In the aftermath, he nursed his beloved ship, cleaning and repairing its wounds with the gentle tenderness of a nurse caring for a patient.
That night, the U.S.S. San Francisco led an American fleet into battle with the Japanese, even though the U.S. fleet was outgunned and outnumbered. Keppler, and the young sailors who had escaped injury during the morning’s battle, followed the commands of Admiral Daniel J. Callaghan, and fed the guns while the coal-black sky burst with the fireworks of the enemy’s
rockets, and the explosions of crippling hits.
One of the strikes landed squarely on the navigation deck of the San Francisco, instantly killing the admiral and captain. Another ripped through the hangar, killing and maiming dozens of Keppler’s shipmates, and slicing the steel vessel into flying, shredding shards. The hangar erupted, and the fire spread like a cancer through the body of Keppler’s best friend. Flames of death licked at Keppler’s arms. Blood seeped from dozens of julienne slices on his body. A furnace of heat ripped air from his lungs. Most men would have abandoned ship then, purely by instinct. But not Keppler.
Ignoring the warm blood that ran down his arms, legs, and torso, Keppler dragged one of the ship’s hoses through the flames, like a surgeon expertly running a life-saving vein through the body of an injured soldier. Sweat mingled with his blood, and drenched his uniform. His weakening body slumped. Still, he battled on.

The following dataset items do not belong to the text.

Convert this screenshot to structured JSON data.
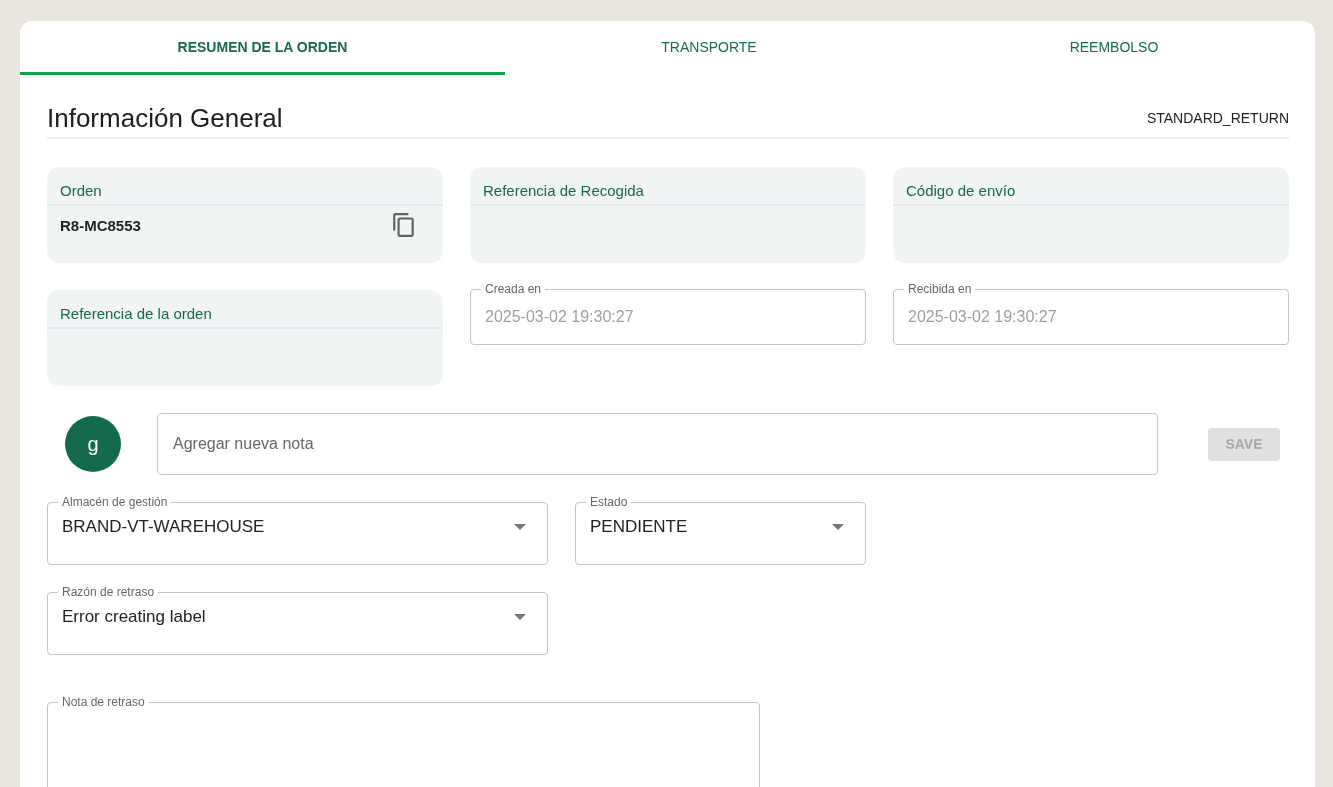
{
  "tabs": [
    {
      "label": "RESUMEN DE LA ORDEN",
      "selected": true
    },
    {
      "label": "TRANSPORTE",
      "selected": false
    },
    {
      "label": "REEMBOLSO",
      "selected": false
    }
  ],
  "section": {
    "title": "Información General",
    "return_type": "STANDARD_RETURN"
  },
  "fields": [
    {
      "kind": "card",
      "label": "Orden",
      "value": "R8-MC8553",
      "copyable": true
    },
    {
      "kind": "card",
      "label": "Referencia de Recogida",
      "copyable": false
    },
    {
      "kind": "card",
      "label": "Código de envío",
      "copyable": false
    },
    {
      "kind": "card",
      "label": "Referencia de la orden",
      "copyable": false
    },
    {
      "kind": "date",
      "label": "Creada en",
      "value": "2025-03-02 19:30:27",
      "disabled": true
    },
    {
      "kind": "date",
      "label": "Recibida en",
      "value": "2025-03-02 19:30:27",
      "disabled": true
    }
  ],
  "note": {
    "avatar": "g",
    "placeholder": "Agregar nueva nota",
    "save": {
      "label": "SAVE",
      "disabled": true
    }
  },
  "selects": [
    [
      {
        "label": "Almacén de gestión",
        "value": "BRAND-VT-WAREHOUSE"
      },
      {
        "label": "Estado",
        "value": "PENDIENTE"
      }
    ],
    [
      {
        "label": "Razón de retraso",
        "value": "Error creating label"
      }
    ]
  ],
  "delay_note": {
    "label": "Nota de retraso"
  }
}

While naval brothers, buddies, and bunk mates moaned and pleaded for aid, Keppler forged ahead. He knew that the hangar contained the ship’s gas reserves and its stock of ammunition. If fire met gasoline, the ship would burst into oblivion, leaving its sailors to the anals of history. So he single-handedly battled the jumping flames, protecting his beloved vessel and all souls on board from certain demise. When reinforcements arrived, Keppler issued commands to his subordinates, then disappeared into the thick smoke. While the flames sizzled into steam, Keppler responded to the moans of his shipmates. Blood surged through his body and spurted from his injuries as he ran from comrade to comrade, knowing with relative certainty that his own life was drifting away with each beat of his pulsating heart. Still, he and the rest of the men who were able bandaged the wounded, carried friends to safety, and ensured them that help was coming. All the while, Keppler resisted all pleas to care for himself.
Finally, when he couldn’t go on, he collapsed. At 24, he took his final breath. All had given some that night, but Keppler had given all, to save his fellow sailors, and above all, his best friend—the ship that had carried him for two years, the ship that had become his home and his career—the U.S.S. San Francisco.
None of us will ever understand the commitment that a sailor gives to his shipmates or his ship. But maybe, because of stories like Keppler’s, we will show unending respect to those who do.
The scene described above was painted in captivating detail by author Paul Gallico, in a March 1944 article written for Esquire magazine. The article accompanied a painting that was also commissioned by the magazine, and was painted by Falls City native son, John Falter.
The Death of a Soldier will be on display in the Stalder Gallery of the Falls City Library and Arts Center from Nov. 11 through Dec. 31, along with six other original Falter paintings that were commissioned during WWII. An art opening will be held on the first night, (which is Veterans Day), at seven p.m, and will feature a gallery talk by Dr. Adrian Lewis, a professor at KU, and one of the most renowned WWII scholars in America. The doors will open at 6 p.m. for gallery viewing.
The event is free and open to the public. It is sponsored by the Richardson County Arts and Humanities Council, with help from the Richardson County Visitors Committee.